アメリカのノウハウがダイレクトマーケティングの参考に

 03年10月に、ロサンゼルス州ロングビーチで開催されたNACAC(National Association for College Admission Counsering) National Conferenceに参加した。
 NACACは、高校から高等教育機関に進学する生徒を支援する国際的な非営利団体である。全米をはじめ世界54カ国の高校の進学カウンセラー(進路指導担当)、大学のアドミッションカウンセラー(入学担当)など約8000人の高等教育機関関係者で構成されている。その全国大会である National Conferenceは、大学職員の研修の機会ともなっており、大学進学に関する最新の課題について、多くの講演やミーティングが実施された。学生募集に関するプログラムも用意されていた。

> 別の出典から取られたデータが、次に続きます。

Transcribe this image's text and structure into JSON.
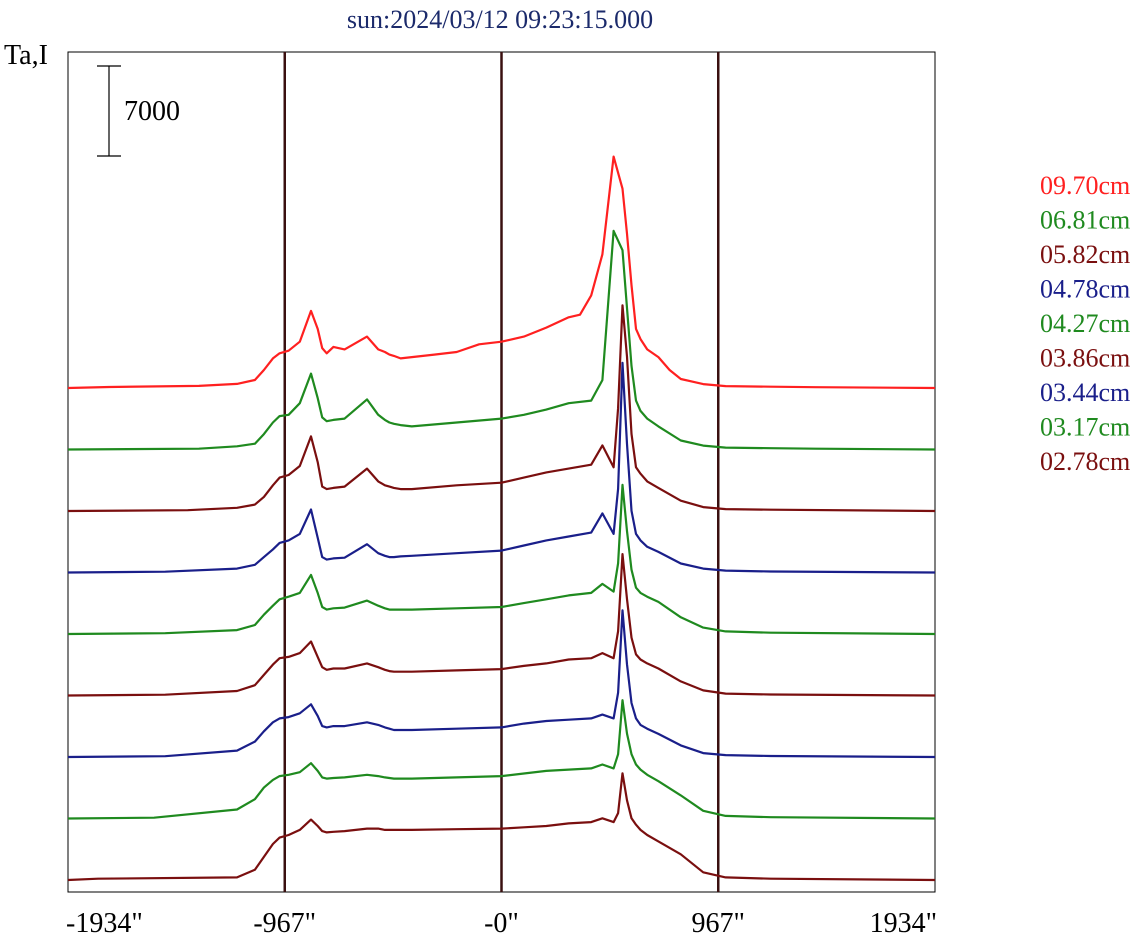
{
  "chart_data": {
    "type": "line",
    "title": "sun:2024/03/12 09:23:15.000",
    "ylabel": "Ta,I",
    "xlabel": "",
    "xlim": [
      -1934,
      1934
    ],
    "x_ticks": [
      {
        "value": -1934,
        "label": "-1934\""
      },
      {
        "value": -967,
        "label": "-967\""
      },
      {
        "value": 0,
        "label": "-0\""
      },
      {
        "value": 967,
        "label": "967\""
      },
      {
        "value": 1934,
        "label": "1934\""
      }
    ],
    "vertical_lines": [
      -967,
      0,
      967
    ],
    "scale_bar": {
      "value": 7000,
      "label": "7000"
    },
    "legend_position": "right",
    "series": [
      {
        "name": "09.70cm",
        "color": "#ff2020",
        "offset": 8,
        "x": [
          -1934,
          -1750,
          -1350,
          -1180,
          -1100,
          -1060,
          -1020,
          -990,
          -950,
          -900,
          -850,
          -820,
          -800,
          -780,
          -750,
          -700,
          -600,
          -550,
          -520,
          -500,
          -480,
          -450,
          -400,
          -300,
          -200,
          -100,
          0,
          100,
          200,
          300,
          350,
          400,
          450,
          500,
          540,
          560,
          580,
          600,
          620,
          650,
          700,
          750,
          800,
          900,
          1000,
          1200,
          1400,
          1934
        ],
        "y": [
          0,
          80,
          160,
          320,
          620,
          1400,
          2300,
          2700,
          2900,
          3600,
          6000,
          4600,
          3100,
          2700,
          3200,
          3000,
          4000,
          3000,
          2800,
          2600,
          2500,
          2300,
          2400,
          2600,
          2800,
          3400,
          3600,
          4000,
          4700,
          5500,
          5700,
          7200,
          10400,
          18000,
          15500,
          12000,
          8000,
          4600,
          3800,
          3000,
          2400,
          1400,
          700,
          300,
          150,
          100,
          60,
          0
        ]
      },
      {
        "name": "06.81cm",
        "color": "#1f8a1f",
        "offset": 7,
        "x": [
          -1934,
          -1350,
          -1180,
          -1100,
          -1060,
          -1020,
          -990,
          -950,
          -900,
          -850,
          -820,
          -800,
          -780,
          -750,
          -700,
          -600,
          -550,
          -520,
          -500,
          -480,
          -450,
          -400,
          -200,
          0,
          100,
          200,
          300,
          400,
          450,
          500,
          540,
          560,
          580,
          600,
          620,
          650,
          700,
          800,
          900,
          1000,
          1200,
          1400,
          1934
        ],
        "y": [
          0,
          60,
          250,
          450,
          1200,
          2100,
          2600,
          2700,
          3600,
          5900,
          4000,
          2500,
          2200,
          2300,
          2400,
          3900,
          2700,
          2300,
          2100,
          2000,
          1900,
          1800,
          2100,
          2400,
          2700,
          3100,
          3600,
          3800,
          5400,
          17000,
          15500,
          11000,
          6500,
          3800,
          3000,
          2400,
          1800,
          700,
          300,
          150,
          100,
          60,
          0
        ]
      },
      {
        "name": "05.82cm",
        "color": "#7a0f0f",
        "offset": 6,
        "x": [
          -1934,
          -1400,
          -1180,
          -1100,
          -1060,
          -1020,
          -990,
          -950,
          -900,
          -850,
          -820,
          -800,
          -780,
          -750,
          -700,
          -600,
          -550,
          -520,
          -500,
          -480,
          -450,
          -400,
          -200,
          0,
          100,
          200,
          300,
          400,
          450,
          500,
          520,
          540,
          560,
          580,
          600,
          620,
          650,
          700,
          800,
          900,
          1000,
          1200,
          1934
        ],
        "y": [
          0,
          60,
          250,
          500,
          1100,
          2000,
          2600,
          2800,
          3500,
          5800,
          3800,
          1900,
          1700,
          1800,
          1900,
          3300,
          2300,
          2000,
          1900,
          1800,
          1700,
          1700,
          2000,
          2200,
          2600,
          3000,
          3300,
          3600,
          5100,
          3400,
          8000,
          16000,
          12000,
          6000,
          3400,
          2900,
          2300,
          1800,
          800,
          300,
          150,
          100,
          0
        ]
      },
      {
        "name": "04.78cm",
        "color": "#1a1f8a",
        "offset": 5,
        "x": [
          -1934,
          -1500,
          -1180,
          -1100,
          -1060,
          -1020,
          -990,
          -950,
          -900,
          -850,
          -820,
          -800,
          -780,
          -750,
          -700,
          -600,
          -550,
          -520,
          -500,
          -480,
          -450,
          -400,
          -200,
          0,
          100,
          200,
          300,
          400,
          450,
          500,
          520,
          540,
          560,
          580,
          600,
          620,
          650,
          700,
          800,
          900,
          1000,
          1200,
          1934
        ],
        "y": [
          0,
          60,
          300,
          600,
          1200,
          1800,
          2300,
          2500,
          3000,
          4900,
          2700,
          1200,
          1000,
          1100,
          1150,
          2200,
          1500,
          1300,
          1200,
          1200,
          1250,
          1300,
          1500,
          1700,
          2100,
          2500,
          2800,
          3100,
          4600,
          3000,
          6500,
          16300,
          10000,
          4800,
          3000,
          2500,
          2000,
          1600,
          700,
          300,
          150,
          80,
          0
        ]
      },
      {
        "name": "04.27cm",
        "color": "#1f8a1f",
        "offset": 4,
        "x": [
          -1934,
          -1500,
          -1180,
          -1100,
          -1060,
          -1020,
          -990,
          -950,
          -900,
          -850,
          -820,
          -800,
          -780,
          -750,
          -700,
          -600,
          -550,
          -520,
          -500,
          -480,
          -450,
          -400,
          -200,
          0,
          100,
          200,
          300,
          400,
          450,
          500,
          520,
          540,
          560,
          580,
          600,
          620,
          650,
          700,
          800,
          900,
          1000,
          1200,
          1934
        ],
        "y": [
          0,
          60,
          300,
          700,
          1500,
          2200,
          2700,
          2900,
          3200,
          4600,
          3200,
          2100,
          1900,
          2000,
          2050,
          2600,
          2200,
          2000,
          1900,
          1900,
          1900,
          1900,
          2000,
          2100,
          2400,
          2700,
          3000,
          3200,
          3900,
          3300,
          5500,
          11600,
          8000,
          5000,
          3600,
          3200,
          2900,
          2500,
          1300,
          500,
          200,
          100,
          0
        ]
      },
      {
        "name": "03.86cm",
        "color": "#7a0f0f",
        "offset": 3,
        "x": [
          -1934,
          -1500,
          -1180,
          -1100,
          -1060,
          -1020,
          -990,
          -950,
          -900,
          -850,
          -820,
          -800,
          -780,
          -750,
          -700,
          -600,
          -550,
          -520,
          -500,
          -480,
          -450,
          -400,
          -200,
          0,
          100,
          200,
          300,
          400,
          450,
          500,
          520,
          540,
          560,
          580,
          600,
          620,
          650,
          700,
          800,
          900,
          1000,
          1200,
          1934
        ],
        "y": [
          0,
          60,
          350,
          800,
          1600,
          2400,
          2900,
          3000,
          3300,
          4200,
          3000,
          2200,
          2000,
          2100,
          2100,
          2500,
          2200,
          2000,
          1900,
          1850,
          1850,
          1850,
          1950,
          2050,
          2300,
          2500,
          2800,
          2900,
          3300,
          2900,
          5000,
          11000,
          7500,
          4500,
          3200,
          2800,
          2500,
          2100,
          1100,
          400,
          150,
          80,
          0
        ]
      },
      {
        "name": "03.44cm",
        "color": "#1a1f8a",
        "offset": 2,
        "x": [
          -1934,
          -1500,
          -1180,
          -1100,
          -1060,
          -1020,
          -990,
          -950,
          -900,
          -850,
          -820,
          -800,
          -780,
          -750,
          -700,
          -600,
          -550,
          -520,
          -500,
          -480,
          -450,
          -400,
          -200,
          0,
          100,
          200,
          300,
          400,
          450,
          500,
          520,
          540,
          560,
          580,
          600,
          620,
          650,
          700,
          800,
          900,
          1000,
          1200,
          1934
        ],
        "y": [
          0,
          60,
          500,
          1200,
          2000,
          2700,
          3000,
          3100,
          3400,
          4100,
          3200,
          2400,
          2300,
          2400,
          2400,
          2700,
          2500,
          2300,
          2200,
          2100,
          2100,
          2100,
          2200,
          2300,
          2600,
          2800,
          2900,
          3000,
          3300,
          3000,
          5000,
          11400,
          7200,
          4200,
          3000,
          2500,
          2200,
          1800,
          900,
          300,
          150,
          80,
          0
        ]
      },
      {
        "name": "03.17cm",
        "color": "#1f8a1f",
        "offset": 1,
        "x": [
          -1934,
          -1550,
          -1180,
          -1100,
          -1060,
          -1020,
          -990,
          -950,
          -900,
          -850,
          -820,
          -800,
          -780,
          -750,
          -700,
          -600,
          -550,
          -520,
          -500,
          -480,
          -450,
          -400,
          -200,
          0,
          100,
          200,
          300,
          400,
          450,
          500,
          520,
          540,
          560,
          580,
          600,
          620,
          650,
          700,
          800,
          900,
          1000,
          1200,
          1934
        ],
        "y": [
          0,
          60,
          700,
          1500,
          2400,
          3000,
          3300,
          3400,
          3600,
          4300,
          3700,
          3200,
          3100,
          3150,
          3200,
          3400,
          3300,
          3200,
          3150,
          3100,
          3100,
          3100,
          3200,
          3300,
          3500,
          3700,
          3800,
          3900,
          4200,
          3900,
          5000,
          9200,
          6600,
          5000,
          4200,
          3800,
          3400,
          2900,
          1800,
          600,
          200,
          100,
          0
        ]
      },
      {
        "name": "02.78cm",
        "color": "#7a0f0f",
        "offset": 0,
        "x": [
          -1934,
          -1800,
          -1180,
          -1100,
          -1060,
          -1020,
          -990,
          -950,
          -900,
          -850,
          -820,
          -800,
          -780,
          -750,
          -700,
          -600,
          -550,
          -520,
          -500,
          -480,
          -450,
          -400,
          -200,
          0,
          100,
          200,
          300,
          400,
          450,
          500,
          520,
          540,
          560,
          580,
          600,
          620,
          650,
          700,
          800,
          900,
          1000,
          1200,
          1934
        ],
        "y": [
          0,
          100,
          200,
          800,
          1800,
          2800,
          3300,
          3500,
          3900,
          4700,
          4200,
          3800,
          3700,
          3750,
          3800,
          4000,
          4000,
          3900,
          3900,
          3900,
          3900,
          3900,
          3950,
          4000,
          4100,
          4200,
          4400,
          4500,
          4800,
          4500,
          5200,
          8300,
          6200,
          4800,
          4300,
          3900,
          3500,
          3000,
          2000,
          600,
          200,
          100,
          0
        ]
      }
    ]
  }
}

 参加して実感したのは、大学のアドミッションカウンセラーが、生徒の進学に携わることについて、熱意と誇りをもって業務に取り組んでいることだ。受験生やその家族が正しい進路選択をするためには、最新の情報とコミュニケーションが必要だと認識し、ダイレクトマーケティングを行い、積極的に進路支援のプログラムや広報ツールを開発している。それは結果的に大学が入学してほしい学生を見つけ出すことにつながるという。
 アメリカでは、カレッジボードからセグメントされたリストが購入できる。カレッジボードはアメリカの大学受験のための試験であるSATの運営などを行う非営利団体だ。受験した高校生の詳細なデータを保有しており、生徒自身が許諾しているものはリストとして大学が購入できる。このリスト上の受験生たちを、どのようにして入学登録まで導くかが重要で、DM、eメールによる継続的な情報発信とともに、オープンキャンパス等への参加を促進し、直接の接触につなげている。日本とはリスト入手に至る環境が異なるが、ダイレクトマーケティング先進国であるアメリカのノウハウは、DMの内容や接触のタイミングなどの面で大いに参考になるだろう。